A research article published in the European Journal of Development Research appreciated Jan Dhan Yojana to strengthen the fight against poverty and gender inequality and to support the attainment of the UN's Sustainable Development Goals (SDGs). “Government policy has explicitly prioritised access to the banking system as an instrument for improving financial inclusion, reducing poverty and increasing inclusive growth,” reads the article, authored by UK-based economist Duvendack M.
Mahatma Gandhi National Rural Employment Guarantee Scheme (MGNREGS) turned out to be a game-changer for India’s poverty alleviation efforts. The scheme, which gives a legal guarantee of 100 days of employment every year, is responsible for reducing poverty by a third. UNICEF official Usha Hayes called MHNREGS a “big success story” of recent times in India. “NREGA has been a success and has provided protection from starvation to vulnerable sections of the population," Hayes said.
India launched National Rural Livelihoods Mission (NRLM) a decade ago, in which the poor were enabled to enhance their incomes through sustainable means. With the contribution from the World Bank, the NRLM has helped prepare the poor for self-employment and improved job skills, besides strengthening access to public services and entitlement and addressing important issues related to food security, health and nutrition. It has impacted at least 84.6 million women in rural India so far.

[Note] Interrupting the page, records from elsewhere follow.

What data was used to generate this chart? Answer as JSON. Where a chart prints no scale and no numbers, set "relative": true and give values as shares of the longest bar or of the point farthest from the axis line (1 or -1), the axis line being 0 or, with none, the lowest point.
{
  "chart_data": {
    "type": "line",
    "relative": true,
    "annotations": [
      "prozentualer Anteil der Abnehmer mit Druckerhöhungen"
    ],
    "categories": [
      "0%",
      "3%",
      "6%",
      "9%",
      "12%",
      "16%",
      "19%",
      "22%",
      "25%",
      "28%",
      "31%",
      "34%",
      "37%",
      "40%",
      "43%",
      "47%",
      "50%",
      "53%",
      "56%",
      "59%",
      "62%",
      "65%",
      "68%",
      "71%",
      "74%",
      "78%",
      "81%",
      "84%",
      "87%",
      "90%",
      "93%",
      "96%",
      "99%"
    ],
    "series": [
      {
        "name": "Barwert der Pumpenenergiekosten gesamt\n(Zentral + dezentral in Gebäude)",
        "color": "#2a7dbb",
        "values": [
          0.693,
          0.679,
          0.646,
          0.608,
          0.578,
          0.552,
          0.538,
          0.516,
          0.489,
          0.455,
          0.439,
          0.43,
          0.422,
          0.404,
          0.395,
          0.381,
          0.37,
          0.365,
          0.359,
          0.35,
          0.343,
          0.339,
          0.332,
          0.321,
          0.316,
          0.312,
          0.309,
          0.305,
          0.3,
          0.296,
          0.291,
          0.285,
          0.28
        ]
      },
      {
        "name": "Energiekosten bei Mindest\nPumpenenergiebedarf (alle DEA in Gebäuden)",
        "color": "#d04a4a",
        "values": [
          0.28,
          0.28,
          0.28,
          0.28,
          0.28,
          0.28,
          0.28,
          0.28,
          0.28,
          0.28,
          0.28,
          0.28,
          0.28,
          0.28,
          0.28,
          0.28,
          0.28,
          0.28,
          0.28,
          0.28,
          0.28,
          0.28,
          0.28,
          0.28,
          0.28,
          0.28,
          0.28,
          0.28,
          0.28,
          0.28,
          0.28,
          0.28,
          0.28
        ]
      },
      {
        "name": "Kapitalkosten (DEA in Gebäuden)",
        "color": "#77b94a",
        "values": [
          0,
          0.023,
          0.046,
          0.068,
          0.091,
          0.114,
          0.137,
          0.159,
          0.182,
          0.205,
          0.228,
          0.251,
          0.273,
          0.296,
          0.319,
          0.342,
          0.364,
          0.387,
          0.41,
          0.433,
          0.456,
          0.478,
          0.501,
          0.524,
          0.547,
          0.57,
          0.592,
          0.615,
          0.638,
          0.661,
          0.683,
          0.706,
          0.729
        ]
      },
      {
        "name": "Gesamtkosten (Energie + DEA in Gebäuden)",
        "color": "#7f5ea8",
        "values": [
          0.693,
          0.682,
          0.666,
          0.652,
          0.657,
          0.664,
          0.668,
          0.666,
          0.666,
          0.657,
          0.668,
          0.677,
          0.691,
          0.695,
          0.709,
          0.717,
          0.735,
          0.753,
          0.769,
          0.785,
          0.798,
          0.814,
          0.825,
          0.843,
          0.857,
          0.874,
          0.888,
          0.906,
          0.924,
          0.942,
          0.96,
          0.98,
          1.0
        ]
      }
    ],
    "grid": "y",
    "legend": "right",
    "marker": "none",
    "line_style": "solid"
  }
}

Also, India came up with the National Urban Livelihoods Mission (NULM) to address the challenges of poverty in cities through entrepreneurship. The United Nations Development Programme (UNDP) has joined the initiative. “Women entrepreneurship is a proven strategy for poverty alleviation, financial independence, and reshaping gender norms.
UNDP and NULM are coming together to build this inclusive entrepreneurship ecosystem,” said UNDP official Shoko Noda. Indian Prime Minister Narendra Modi has said, “To remove poverty, we need to strengthen the hands of the poor.” The government of India has regularly promoted poverty alleviation programmes through well-targeted subsidies and income support. Financial support for farmers, free LPG connections in rural areas, affordable housing, and free health insurance are allowing better living conditions. India has almost wiped out extreme poverty and is inching closer to complete poverty eradication.